Une approche sociologique permet de mieux saisir cette diversité des nations en replaçant les identités nationales dans la très longue durée. C’est ce qu’a fait Emmanuel Todd en  déduisant de l’extrême diversité anthropologique de l’Europe que les nations développent des visions très divergentes, notamment dans le rapport à l’autre. Cette diversité des nations emporte des conséquences sur la manière dont les nations se positionnent les unes par rapport aux autres.

A titre d’exemple, on peut citer l’opposition entre pays riches (au nord et à l’ouest) et pauvres (au sud et à l’est). Les pays du nord sont marqués par l’empreinte germanique (concurrence, inégalité autoritaire ou libérale), tandis qu’en Europe latine, les Etats sont empreints d’une forte recherche d’égalité. L’auteur insiste alors sur l’importance de privilégier la relation franco-allemande, « un des arbres de vie de l’Europe » (Jacques Delors). Il s’agit d’une relation vitale pour l’unité pôle latin et du pôle nordique.

En conclusion, l’auteur estime que la solution aux problèmes actuels (crise économique, menace existentielle pour la cohésion du noyau même de l’Europe intégrée…) ne peut pas passer par un grand saut intégrateur. Les nations ne sont pas désireuses de bouleverser l’équilibre des compétences entre niveau européen et national. Par conséquent, l’Europe doit assumer sa diversité nationale et se perfectionner dans son être plutôt que changer sa nature.

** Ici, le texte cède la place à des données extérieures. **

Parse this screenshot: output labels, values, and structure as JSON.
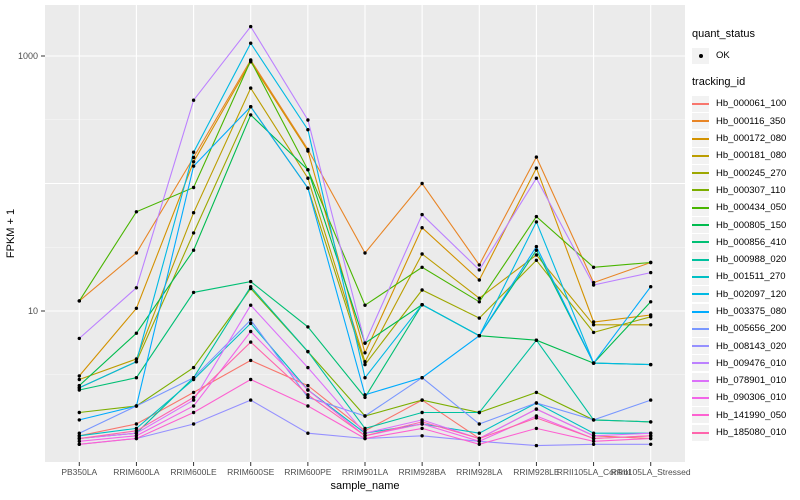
{
  "chart_data": {
    "type": "line",
    "title": "",
    "xlabel": "sample_name",
    "ylabel": "FPKM + 1",
    "y_scale": "log10",
    "ylim": [
      0.65,
      2500
    ],
    "y_tick_labels": [
      "10",
      "1000"
    ],
    "y_ticks": [
      10,
      1000
    ],
    "y_gridlines_major": [
      10,
      100,
      1000
    ],
    "y_gridlines_minor": [
      3.162,
      31.62,
      316.2
    ],
    "grid": true,
    "legend_position": "right",
    "panel_bg": "#EBEBEB",
    "grid_color": "#FFFFFF",
    "point_color": "#000000",
    "tick_label_color": "#4D4D4D",
    "categories": [
      "PB350LA",
      "RRIM600LA",
      "RRIM600LE",
      "RRIM600SE",
      "RRIM600PE",
      "RRIM901LA",
      "RRIM928BA",
      "RRIM928LA",
      "RRIM928LE",
      "RRII105LA_Control",
      "RRII105LA_Stressed"
    ],
    "series": [
      {
        "name": "Hb_000061_100",
        "color": "#F8766D",
        "values": [
          1.05,
          1.3,
          2.3,
          4.1,
          2.6,
          1.15,
          2.0,
          1.0,
          1.7,
          1.05,
          1.0
        ]
      },
      {
        "name": "Hb_000116_350",
        "color": "#E88526",
        "values": [
          12,
          28.5,
          160,
          930,
          185,
          28.5,
          100,
          23,
          161,
          16.7,
          24
        ]
      },
      {
        "name": "Hb_000172_080",
        "color": "#D39200",
        "values": [
          3.1,
          10.5,
          148,
          900,
          180,
          4.7,
          45,
          17.5,
          132,
          8.2,
          9.3
        ]
      },
      {
        "name": "Hb_000181_080",
        "color": "#BB9D00",
        "values": [
          2.9,
          4.2,
          59,
          560,
          110,
          4.0,
          28,
          12.6,
          27.5,
          7.8,
          7.8
        ]
      },
      {
        "name": "Hb_000245_270",
        "color": "#9DA700",
        "values": [
          2.5,
          4.0,
          41,
          400,
          92,
          3.8,
          14.6,
          8.8,
          25,
          6.8,
          9.0
        ]
      },
      {
        "name": "Hb_000307_110",
        "color": "#7CAE00",
        "values": [
          1.6,
          1.8,
          3.6,
          15,
          4.8,
          1.5,
          2.0,
          1.6,
          2.3,
          1.4,
          1.35
        ]
      },
      {
        "name": "Hb_000434_050",
        "color": "#49B500",
        "values": [
          12,
          60,
          93,
          920,
          128,
          11.1,
          22,
          11.8,
          55,
          22,
          24
        ]
      },
      {
        "name": "Hb_000805_150",
        "color": "#00BB4E",
        "values": [
          2.6,
          6.7,
          30,
          345,
          128,
          5.6,
          11.2,
          6.4,
          5.9,
          3.9,
          11.8
        ]
      },
      {
        "name": "Hb_000856_410",
        "color": "#00BF74",
        "values": [
          2.4,
          3.0,
          14,
          17,
          7.5,
          2.1,
          11.2,
          6.4,
          30,
          3.9,
          3.8
        ]
      },
      {
        "name": "Hb_000988_020",
        "color": "#00C19F",
        "values": [
          1.0,
          1.1,
          3.0,
          15.5,
          4.8,
          1.2,
          1.6,
          1.6,
          5.9,
          1.4,
          1.35
        ]
      },
      {
        "name": "Hb_001511_270",
        "color": "#00BFC4",
        "values": [
          1.05,
          1.2,
          2.9,
          8.0,
          2.4,
          1.1,
          1.3,
          1.1,
          1.9,
          1.1,
          1.1
        ]
      },
      {
        "name": "Hb_002097_120",
        "color": "#00B9E3",
        "values": [
          2.5,
          4.0,
          176,
          1260,
          264,
          3.0,
          11.2,
          6.4,
          50,
          3.9,
          3.8
        ]
      },
      {
        "name": "Hb_003375_080",
        "color": "#00ABFD",
        "values": [
          1.4,
          1.8,
          137,
          400,
          92,
          2.2,
          3.0,
          6.4,
          32,
          3.9,
          15.5
        ]
      },
      {
        "name": "Hb_005656_200",
        "color": "#7997FF",
        "values": [
          1.1,
          1.8,
          3.0,
          8.5,
          2.1,
          1.5,
          3.0,
          1.3,
          1.9,
          1.4,
          2.0
        ]
      },
      {
        "name": "Hb_008143_020",
        "color": "#9590FF",
        "values": [
          0.9,
          1.0,
          1.3,
          2.0,
          1.1,
          1.0,
          1.05,
          0.95,
          0.88,
          0.9,
          0.9
        ]
      },
      {
        "name": "Hb_009476_010",
        "color": "#BC81FF",
        "values": [
          6.1,
          15.2,
          450,
          1700,
          315,
          5.6,
          57,
          21,
          110,
          16,
          20
        ]
      },
      {
        "name": "Hb_078901_010",
        "color": "#DC71FA",
        "values": [
          1.0,
          1.1,
          2.0,
          11.1,
          3.6,
          1.1,
          1.4,
          1.0,
          1.7,
          1.05,
          1.1
        ]
      },
      {
        "name": "Hb_090306_010",
        "color": "#F265E8",
        "values": [
          0.95,
          1.05,
          1.8,
          6.9,
          2.4,
          1.05,
          1.3,
          0.95,
          1.5,
          1.0,
          1.05
        ]
      },
      {
        "name": "Hb_141990_050",
        "color": "#FD61D1",
        "values": [
          0.9,
          1.0,
          1.6,
          2.9,
          1.8,
          1.0,
          1.2,
          0.9,
          1.2,
          0.95,
          1.0
        ]
      },
      {
        "name": "Hb_185080_010",
        "color": "#FF65AC",
        "values": [
          1.0,
          1.15,
          2.1,
          5.7,
          2.2,
          1.05,
          1.35,
          1.0,
          1.45,
          1.0,
          1.05
        ]
      }
    ],
    "legend": {
      "quant_title": "quant_status",
      "quant_items": [
        "OK"
      ],
      "tracking_title": "tracking_id"
    }
  }
}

4 clés sont alors proposées pour réincarner l’Europe par les nations : la politisation du débat européen pour que les citoyens saisissent mieux les enjeux de la prise de décision au niveau européen ; la subsidiarité pour lutter contre l’uniformisation et préserver les cadres de vie nationaux et territoriaux ; la solidarité comme contrepartie du libéralisme économique ; la différenciation en raison des différentes aspirations et capacités à s’intégrer des Etats membres.